“Only six percent of Ukrainians feel unprepared to take on Russia’s invasion, and even during a winter marked by blackouts and shortages they feel more prepared to face the risk of energy supply disruption than any G7 public,” the report says.
Nothing short of a complete Russian withdrawal from Ukrainian territory, including Crimea, suffices for most Ukrainians (93%) as acceptable conditions for a ceasefire. Even the withdrawal of the Russian Federation from the previously occupied territories would be unacceptable to the majority of Ukrainians if it did not also include Crimea – only 11% would agree to this and only 7% would be satisfied with the withdrawal of Russian troops to the borders as of February 24, 2022. Another 1 percent would be ready to put up with today’s situation from the point of view of occupied territories.
“Premature peace negotiations, calls for which are particularly vocal in some Western capitals, would thus likely meet fierce resistance among the Ukrainian population,” authors conclude.
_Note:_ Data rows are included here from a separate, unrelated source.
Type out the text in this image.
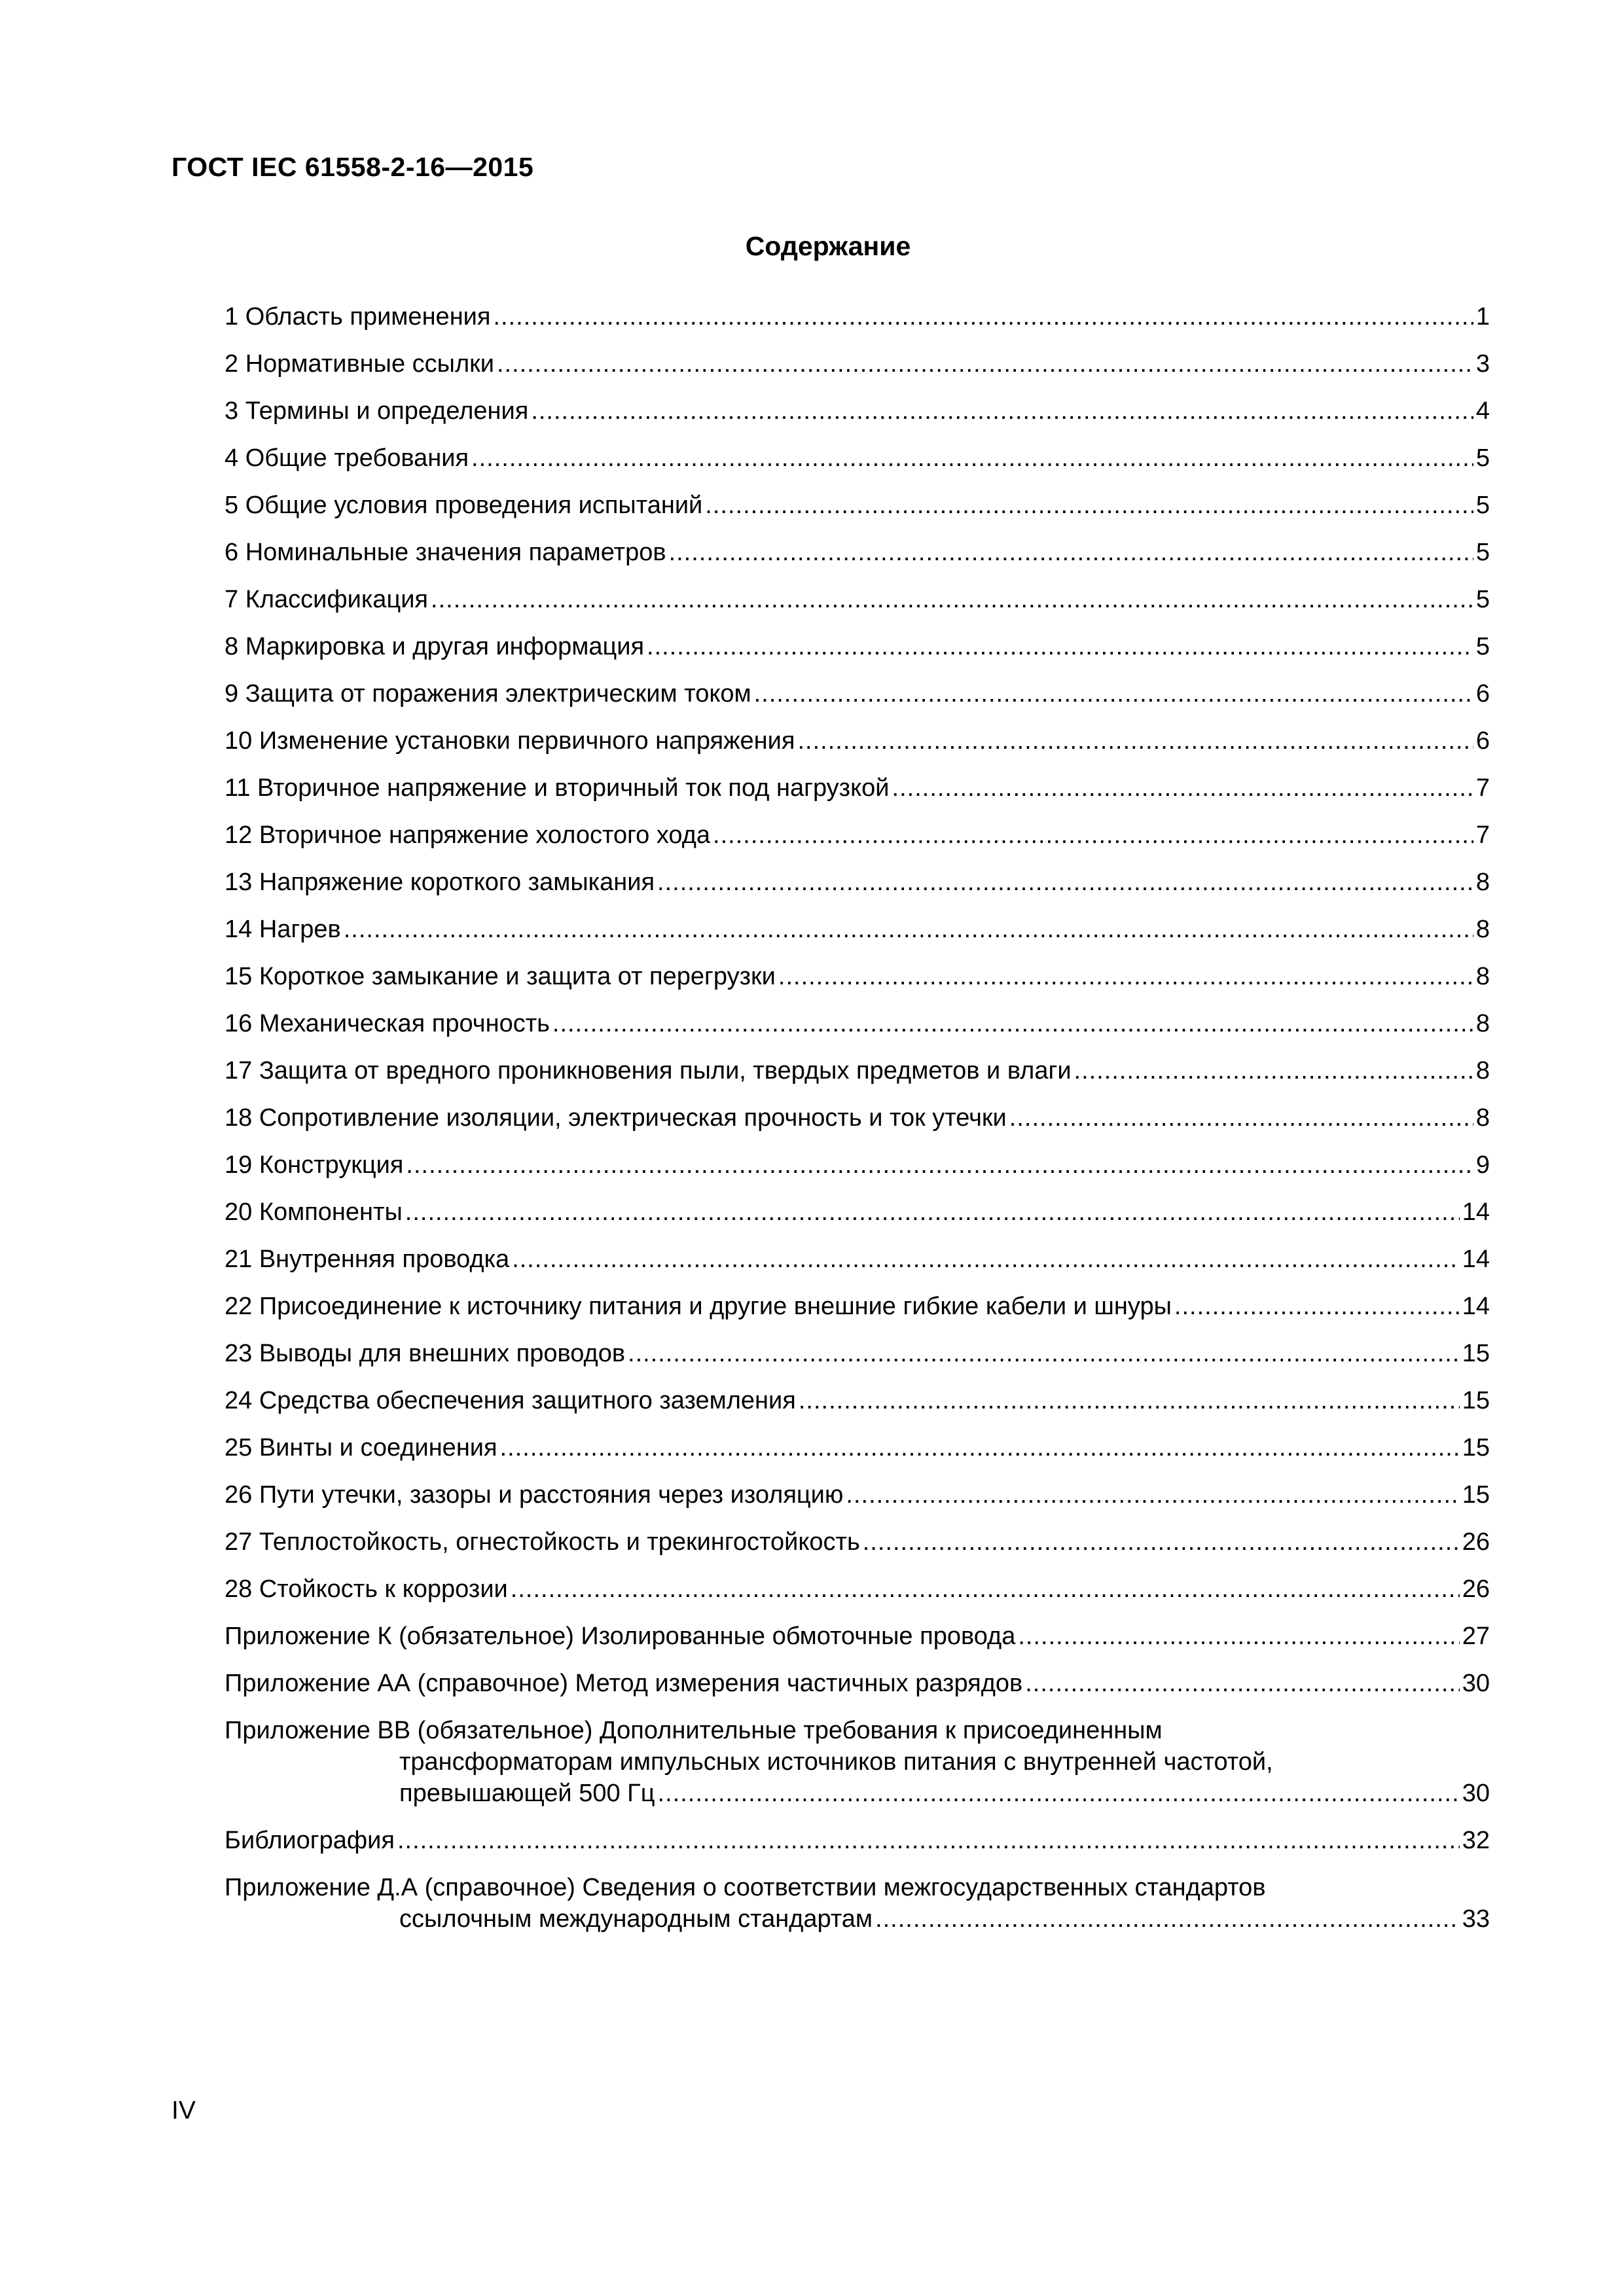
ГОСТ IEC 61558-2-16—2015
Содержание
1 Область применения .....	1
2 Нормативные ссылки .....	3
3 Термины и определения .....	4
4 Общие требования .....	5
5 Общие условия проведения испытаний .....	5
6 Номинальные значения параметров .....	5
7 Классификация .....	5
8 Маркировка и другая информация .....	5
9 Защита от поражения электрическим током .....	6
10 Изменение установки первичного напряжения .....	6
11 Вторичное напряжение и вторичный ток под нагрузкой .....	7
12 Вторичное напряжение холостого хода .....	7
13 Напряжение короткого замыкания .....	8
14 Нагрев .....	8
15 Короткое замыкание и защита от перегрузки .....	8
16 Механическая прочность .....	8
17 Защита от вредного проникновения пыли, твердых предметов и влаги .....	8
18 Сопротивление изоляции, электрическая прочность и ток утечки .....	8
19 Конструкция .....	9
20 Компоненты .....	14
21 Внутренняя проводка .....	14
22 Присоединение к источнику питания и другие внешние гибкие кабели и шнуры .....	14
23 Выводы для внешних проводов .....	15
24 Средства обеспечения защитного заземления .....	15
25 Винты и соединения .....	15
26 Пути утечки, зазоры и расстояния через изоляцию .....	15
27 Теплостойкость, огнестойкость и трекингостойкость .....	26
28 Стойкость к коррозии .....	26
Приложение К (обязательное) Изолированные обмоточные провода .....	27
Приложение АА (справочное) Метод измерения частичных разрядов .....	30
Приложение ВВ (обязательное) Дополнительные требования к присоединенным
трансформаторам импульсных источников питания с внутренней частотой,
превышающей 500 Гц .....	30
Библиография .....	32
Приложение Д.А (справочное) Сведения о соответствии межгосударственных стандартов
ссылочным международным стандартам .....	33
IV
They note that, unlike some Western politicians, whose concerns about further military escalation seem to prevent stronger support, Ukrainians are not intimidated by Russian threats. As devastating as the use of a tactical nuclear weapon against a city or on the battlefield would be, an overwhelming majority of Ukrainians say they would still refuse to surrender if it occurred.
Ukraine’s Western orientation is also unequivocal. The vast majority of Ukrainians want to live in a world shaped by European and, to a lesser extent, US rules.
The vast majority – 65% – also fears that Ukraine will never be safe without NATO, which is confirmed by the fact that Ukrainians have much less faith in the protection ensured by the EU than by NATO. Some 83% of respondents believe that there will be no security and peace as long as Putin is in power in the Kremlin.
Russian and Chinese visions of order “have virtually no purchase in Ukraine,” analysts emphasized.
Also, citizens of Ukraine are deeply aware of the long-term threat posed by Putin’s Russia, and mostly believe that they need security guarantees from the West. What they might look like is still unclear, but most Ukrainians believe that they will need constant arms supplies from the West.
Ukrainians assessed the response of various countries to Russia’s aggression. All G7 nations, as well as Turkey, are unequivocally positively evaluated by the respondents. But there are significant differences between them – which is not surprising, given the difference in the material support provided, the messages and the urgency with which countries responded to the war, the authors point out.
Great Britain leads the ranking, followed by the USA and Canada, while Western European countries lag behind English-speaking countries by about 30 percentage points. At the same time, Ukrainians perceive China and India particularly poorly, while all actors of the “Global South” are rated negatively in the rating.
As reported, the Munich Security Conference will be held on February 17-19.